She was by no means unwilling to leave him for the more cheerful company of a novel in her own private sitting-room, where the fire was bright and the chairs very comfortable. Left once more to himself, he snatched up a pen, took a fresh sheet of paper, and began again, “Dear Fane”; then paused.

Sydney’s words on Christmas Day kept rising up before him, instead of those which he meant to write.

Can you do nothing for the cottages?

“Nothing,” he said half aloud; “and yet—she thought me brave!”

His letter had progressed no further when Dickson came in an hour later, as the short winter’s afternoon drew towards its close. With an exclamation at the cold, the man wheeled his master’s couch to the fire, which he stirred noiselessly into a blaze, brought him some tea, and lit his reading-lamp.

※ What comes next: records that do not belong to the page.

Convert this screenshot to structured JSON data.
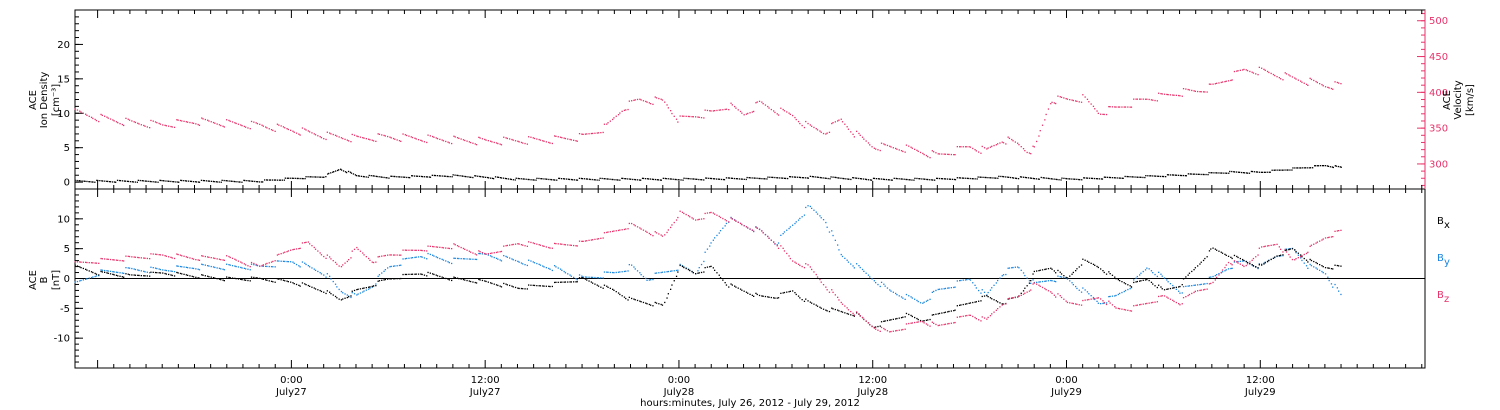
{
  "x_axis": {
    "title": "hours:minutes, July 26, 2012 - July 29, 2012",
    "ticks": [
      {
        "t": 14,
        "time": "0:00",
        "date": "July27"
      },
      {
        "t": 26,
        "time": "12:00",
        "date": "July27"
      },
      {
        "t": 38,
        "time": "0:00",
        "date": "July28"
      },
      {
        "t": 50,
        "time": "12:00",
        "date": "July28"
      },
      {
        "t": 62,
        "time": "0:00",
        "date": "July29"
      },
      {
        "t": 74,
        "time": "12:00",
        "date": "July29"
      }
    ],
    "range": [
      0.6,
      84.2
    ]
  },
  "colors": {
    "black": "#000000",
    "pink": "#e8336b",
    "blue": "#1a86e0"
  },
  "chart_data": [
    {
      "type": "scatter",
      "panel": "top",
      "ylabel_left": [
        "ACE",
        "Ion Density",
        "[cm⁻³]"
      ],
      "ylabel_right": [
        "ACE",
        "Velocity",
        "[km/s]"
      ],
      "ylim_left": [
        -1,
        25
      ],
      "yticks_left": [
        "0",
        "5",
        "10",
        "15",
        "20"
      ],
      "yticks_left_values": [
        0,
        5,
        10,
        15,
        20
      ],
      "ylim_right": [
        265,
        515
      ],
      "yticks_right": [
        "300",
        "350",
        "400",
        "450",
        "500"
      ],
      "yticks_right_values": [
        300,
        350,
        400,
        450,
        500
      ],
      "series": [
        {
          "role": "velocity",
          "axis": "right",
          "color": "#e8336b",
          "x": [
            0.6,
            2,
            4,
            6,
            8,
            10,
            12,
            14,
            16,
            18,
            20,
            22,
            24,
            26,
            28,
            30,
            32,
            33.5,
            34.5,
            35.5,
            37,
            38,
            39,
            40,
            41,
            42,
            43,
            44,
            45,
            46,
            47,
            48,
            49,
            50,
            52,
            54,
            55,
            56,
            57,
            58,
            59,
            59.5,
            60,
            61,
            62,
            63,
            64,
            65,
            66,
            67,
            68,
            69,
            70,
            71,
            72,
            73,
            74,
            75,
            76,
            77,
            78,
            79
          ],
          "y": [
            372,
            365,
            358,
            355,
            360,
            357,
            354,
            348,
            340,
            336,
            338,
            336,
            334,
            332,
            333,
            334,
            338,
            352,
            378,
            390,
            388,
            362,
            368,
            372,
            382,
            370,
            385,
            375,
            368,
            352,
            345,
            362,
            340,
            325,
            322,
            312,
            318,
            325,
            318,
            335,
            328,
            320,
            320,
            390,
            390,
            392,
            372,
            378,
            385,
            392,
            395,
            400,
            402,
            408,
            420,
            432,
            430,
            425,
            420,
            415,
            410,
            410
          ]
        },
        {
          "role": "ion density",
          "axis": "left",
          "color": "#000000",
          "x": [
            0.6,
            4,
            8,
            12,
            14,
            16,
            17,
            18,
            20,
            24,
            26,
            28,
            30,
            34,
            38,
            42,
            46,
            50,
            54,
            58,
            62,
            66,
            68,
            70,
            72,
            74,
            76,
            78,
            79
          ],
          "y": [
            0.2,
            0.2,
            0.2,
            0.2,
            0.6,
            0.9,
            2.0,
            1.0,
            0.8,
            1.0,
            0.8,
            0.5,
            0.5,
            0.5,
            0.5,
            0.6,
            0.8,
            0.5,
            0.5,
            0.8,
            0.5,
            0.8,
            1.0,
            1.2,
            1.5,
            1.5,
            2.0,
            2.5,
            2.2
          ]
        }
      ]
    },
    {
      "type": "scatter",
      "panel": "bottom",
      "ylabel_left": [
        "ACE",
        "B",
        "[nT]"
      ],
      "ylim": [
        -15,
        15
      ],
      "yticks": [
        "-10",
        "-5",
        "0",
        "5",
        "10"
      ],
      "yticks_values": [
        -10,
        -5,
        0,
        5,
        10
      ],
      "zero_line": true,
      "series": [
        {
          "name": "Bx",
          "label_main": "B",
          "label_sub": "x",
          "color": "#000000",
          "x": [
            0.6,
            2,
            4,
            6,
            8,
            10,
            12,
            14,
            16,
            17,
            18,
            19,
            20,
            22,
            24,
            26,
            28,
            30,
            32,
            34,
            35,
            36,
            37,
            38,
            39,
            40,
            41,
            42,
            43,
            44,
            45,
            46,
            47,
            48,
            49,
            50,
            51,
            52,
            53,
            54,
            55,
            56,
            57,
            58,
            59,
            60,
            61,
            62,
            63,
            64,
            65,
            66,
            67,
            68,
            69,
            70,
            71,
            72,
            73,
            74,
            75,
            76,
            77,
            78,
            79
          ],
          "y": [
            2,
            1,
            0.5,
            1,
            0.5,
            0,
            0,
            -0.5,
            -2,
            -3.5,
            -2,
            -1,
            0,
            1,
            0,
            -0.5,
            -1.5,
            -1,
            0,
            -2,
            -3.5,
            -4,
            -4.5,
            2,
            1,
            2,
            -1,
            -2,
            -3,
            -3,
            -2,
            -4,
            -5,
            -5.5,
            -6,
            -8,
            -7,
            -6,
            -7,
            -6,
            -5,
            -4,
            -3,
            -4,
            -3,
            1,
            2,
            0,
            3,
            2,
            0,
            -1,
            0,
            -2,
            -1,
            2,
            5,
            4,
            3,
            2,
            4,
            5,
            3,
            2,
            2
          ]
        },
        {
          "name": "By",
          "label_main": "B",
          "label_sub": "y",
          "color": "#1a86e0",
          "x": [
            0.6,
            2,
            4,
            6,
            8,
            10,
            12,
            14,
            16,
            17,
            18,
            19,
            20,
            22,
            24,
            26,
            28,
            30,
            32,
            34,
            35,
            36,
            37,
            38,
            39,
            40,
            41,
            42,
            43,
            44,
            45,
            46,
            47,
            48,
            49,
            50,
            51,
            52,
            53,
            54,
            55,
            56,
            57,
            58,
            59,
            60,
            61,
            62,
            63,
            64,
            65,
            66,
            67,
            68,
            69,
            70,
            71,
            72,
            73,
            74,
            75,
            76,
            77,
            78,
            79
          ],
          "y": [
            -1,
            1,
            1.5,
            1.5,
            2,
            2,
            2,
            3,
            1,
            -2,
            -3,
            -1,
            2,
            4,
            3,
            4,
            3,
            2,
            0,
            1,
            2,
            0,
            1,
            2,
            1,
            6,
            10,
            9,
            8,
            6,
            9,
            12,
            10,
            4,
            2,
            0,
            -2,
            -3,
            -4,
            -2,
            -1,
            0,
            -3,
            1,
            2,
            -1,
            0,
            0,
            -2,
            -4,
            -3,
            -1,
            2,
            0,
            -2,
            -1,
            0,
            2,
            3,
            2,
            4,
            5,
            2,
            1,
            -3
          ]
        },
        {
          "name": "Bz",
          "label_main": "B",
          "label_sub": "z",
          "color": "#e8336b",
          "x": [
            0.6,
            2,
            4,
            6,
            8,
            10,
            12,
            14,
            15,
            16,
            17,
            18,
            19,
            20,
            22,
            24,
            26,
            28,
            30,
            32,
            34,
            35,
            36,
            37,
            38,
            39,
            40,
            41,
            42,
            43,
            44,
            45,
            46,
            47,
            48,
            49,
            50,
            51,
            52,
            53,
            54,
            55,
            56,
            57,
            58,
            59,
            60,
            61,
            62,
            63,
            64,
            65,
            66,
            67,
            68,
            69,
            70,
            71,
            72,
            73,
            74,
            75,
            76,
            77,
            78,
            79
          ],
          "y": [
            2.5,
            3,
            3.5,
            4,
            3.5,
            3.5,
            2,
            5,
            6,
            4,
            2,
            5,
            3,
            4,
            5,
            5.5,
            4,
            6,
            5.5,
            6,
            8,
            9,
            8,
            7,
            11,
            10,
            11,
            10,
            9,
            8,
            6,
            3,
            2,
            -1,
            -4,
            -6,
            -8,
            -9,
            -8,
            -7,
            -8,
            -7,
            -6,
            -7,
            -4,
            -3,
            -1,
            -2,
            -4,
            -4,
            -3,
            -5,
            -5,
            -4,
            -3,
            -4,
            -2,
            -1,
            3,
            2,
            5,
            6,
            3,
            5,
            7,
            8
          ]
        }
      ]
    }
  ]
}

“Miss Lisle in yet?” asked St. Quentin.

“I will enquire, my lord.” This was Dickson’s almost invariable answer.

“Miss Lisle has not yet returned, my lord,” he informed St. Quentin after a voyage in search of her.

“Ask her to come to me when she does.”

“Yes, my lord.” Dickson closed the door softly, and St. Quentin was left alone. He made no attempt to go on with his letter, but stared idly in the fire, listening intently. In about ten minutes the door opened and Sir Algernon strolled in.